NTV’de yer alan habere göre, 1959 yılında 9 kişiden oluşan bir ekibin Ural Dağları’nda cesetlerinin açıklanamaz bir şekilde bulunması, uzun zamandır komplo teorilerine neden oluyor. Ancak İsviçreli bilim insanları bu olaya bir açıklık getirdi.Literatüre Dyatlov Geçidi vakası olarak geçen bu olay ile ilgili kar canavarından uzaylılara ve gizli askeri deneylere, çok sayıda komplo teorisi ortaya atıldı. Swiss Federal Institute of Technology’de (EPFL) görev alan bilim insanlarına göre, ölümlerin nedeni nadir görülen bir tabaka çığı olarak gösterildi.
Kar sürtünmesi ve yerel topoğrafya verilerini mercek altına alan ekip küçük bir tabaka çığının hafif bir eğimde, arkasında çok az iz bırakarak gerçekleşebileceğini kanıtladı.Ekibe göre, bu kanıt o gece hiç kar yağışı yokken bir çığın gecenin ortasında nasıl tetiklenebileceğini gözler önüne seriyor.
Zira bilgisayar simülasyonları ile bu doğa olayının dağcılarda gözlemlenenlere benzer yaralanmalara yol açabileceği kanıtlandı.
Kendi izlerini kapatmayı başarabilen bir çığ, gece yarısı 9 kişinin ölümüne sebep oldu.

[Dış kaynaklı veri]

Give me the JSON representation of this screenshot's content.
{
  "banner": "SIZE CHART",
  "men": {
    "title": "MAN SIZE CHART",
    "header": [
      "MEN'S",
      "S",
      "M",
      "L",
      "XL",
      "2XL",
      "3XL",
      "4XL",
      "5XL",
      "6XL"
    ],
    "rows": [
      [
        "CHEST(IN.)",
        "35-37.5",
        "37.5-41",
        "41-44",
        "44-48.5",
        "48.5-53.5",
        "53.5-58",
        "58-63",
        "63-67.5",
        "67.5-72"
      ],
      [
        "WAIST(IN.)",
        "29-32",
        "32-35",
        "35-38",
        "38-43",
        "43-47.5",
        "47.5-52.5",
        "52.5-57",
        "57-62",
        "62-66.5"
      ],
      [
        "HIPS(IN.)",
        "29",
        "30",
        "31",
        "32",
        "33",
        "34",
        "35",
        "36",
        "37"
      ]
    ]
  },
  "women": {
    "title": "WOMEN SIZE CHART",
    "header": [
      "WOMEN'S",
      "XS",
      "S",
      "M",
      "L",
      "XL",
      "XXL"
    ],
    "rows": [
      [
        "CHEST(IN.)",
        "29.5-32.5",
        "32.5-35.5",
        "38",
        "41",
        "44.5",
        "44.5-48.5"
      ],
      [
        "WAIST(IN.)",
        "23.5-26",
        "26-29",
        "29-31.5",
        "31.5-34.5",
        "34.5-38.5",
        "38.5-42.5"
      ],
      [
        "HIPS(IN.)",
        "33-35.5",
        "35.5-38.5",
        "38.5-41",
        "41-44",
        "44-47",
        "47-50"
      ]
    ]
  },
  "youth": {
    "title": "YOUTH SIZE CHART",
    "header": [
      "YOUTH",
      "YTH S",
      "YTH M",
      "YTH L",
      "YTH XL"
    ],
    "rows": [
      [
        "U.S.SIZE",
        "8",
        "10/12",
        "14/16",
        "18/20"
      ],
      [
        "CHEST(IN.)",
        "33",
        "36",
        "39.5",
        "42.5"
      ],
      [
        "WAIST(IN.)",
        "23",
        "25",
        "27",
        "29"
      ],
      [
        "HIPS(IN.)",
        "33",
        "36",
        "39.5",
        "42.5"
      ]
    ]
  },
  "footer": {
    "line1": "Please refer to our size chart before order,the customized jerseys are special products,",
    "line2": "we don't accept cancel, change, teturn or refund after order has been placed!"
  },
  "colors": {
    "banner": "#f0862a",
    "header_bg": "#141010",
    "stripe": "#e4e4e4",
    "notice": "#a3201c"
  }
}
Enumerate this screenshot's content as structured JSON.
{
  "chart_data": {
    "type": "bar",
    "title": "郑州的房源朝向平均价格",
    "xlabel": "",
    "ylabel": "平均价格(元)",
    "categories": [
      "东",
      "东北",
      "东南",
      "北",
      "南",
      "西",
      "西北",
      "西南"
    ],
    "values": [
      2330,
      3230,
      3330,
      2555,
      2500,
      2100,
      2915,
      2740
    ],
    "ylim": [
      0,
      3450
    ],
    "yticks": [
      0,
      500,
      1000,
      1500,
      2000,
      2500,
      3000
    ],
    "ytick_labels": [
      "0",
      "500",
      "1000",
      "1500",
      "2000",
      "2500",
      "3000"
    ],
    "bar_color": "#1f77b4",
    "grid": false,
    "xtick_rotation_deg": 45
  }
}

Sovyetler Birliği’nde Ural Politeknik Enstitüsü’nden 10 kişilik bir ekip, Ural Dağları’nın kuzeyinde, son derece zorlu hava koşulları ile bilinen bir bölgeye keşif amaçlı bir gezi düzenlemişti. Gruptan birisi, keşif başlamadan önce ayağında çıkan bir rahatsızlık sebebiyle evine geri dönmek zorunda kalmıştı ve bu duruma her ne kadar üzülse de o ekipten sağ çıkacak tek kişi olacağından henüz habersizdi. Ekipte yer alan herkes 20 – 25 kişiden oluşuyordu ve gençlerin aileleri de bu tür gezilere alışkın olduğu için ilk haber alamadıklarında endişelenmediler. Ancak saatler geçtikten sonra aile enstitüye yardım çağrısında bulundu ve gönüllü öğrencilerden oluşan bir ekip aramaya koyuldu.
Gönüllü öğrenciler, kampı bulduktan sonra tabiri caizse dehşete düşüyor. Bıçakla içeriden açılmış çadırlar, henüz yenmemiş yemekler ve en garibi korkunç bir şekilde ölmüş cesetlerle karşılaşıyorlar. Cesetlerin bazıları yarı çıplak bir şekilde kaçmaya çalışmış, yüzünde dehşet verici bir ifadeyle can verenler olmuştu. Birçok cesette kırıklar tespit ediliyor, ancak gençlerin bir şeye karşı savaştığı ya da mücadele verdiğine dair bir iz bulunmuyor. Yapılan ilk aramada sadece 4 ceset bulundu, aylar sonra diğer 4 cesedin bulunması olayın daha da gizemli bir hal almasına yol açtı. Cesetlerden birinin boynu ters döndürülmüş, diğerinin dili kopmuş ve ikisinin de gözleri oyulmuştu.
Kamptan kaldırılarak inceleme altına alınan cesetlerin saçlarının ve yüzlerinin bazı bölgelerinde turunculaşma görülüyor. İnceleme altına alındıktan sonra gençlerin sadece güçlü bir şeye karşı değil, aynı zamanda radyasyona da maruz kaldığı ortaya çıkıyor. 60 yıldır hiç kimse, o gece o kampta neler olduğuna dair bir açıklama getiremiyor.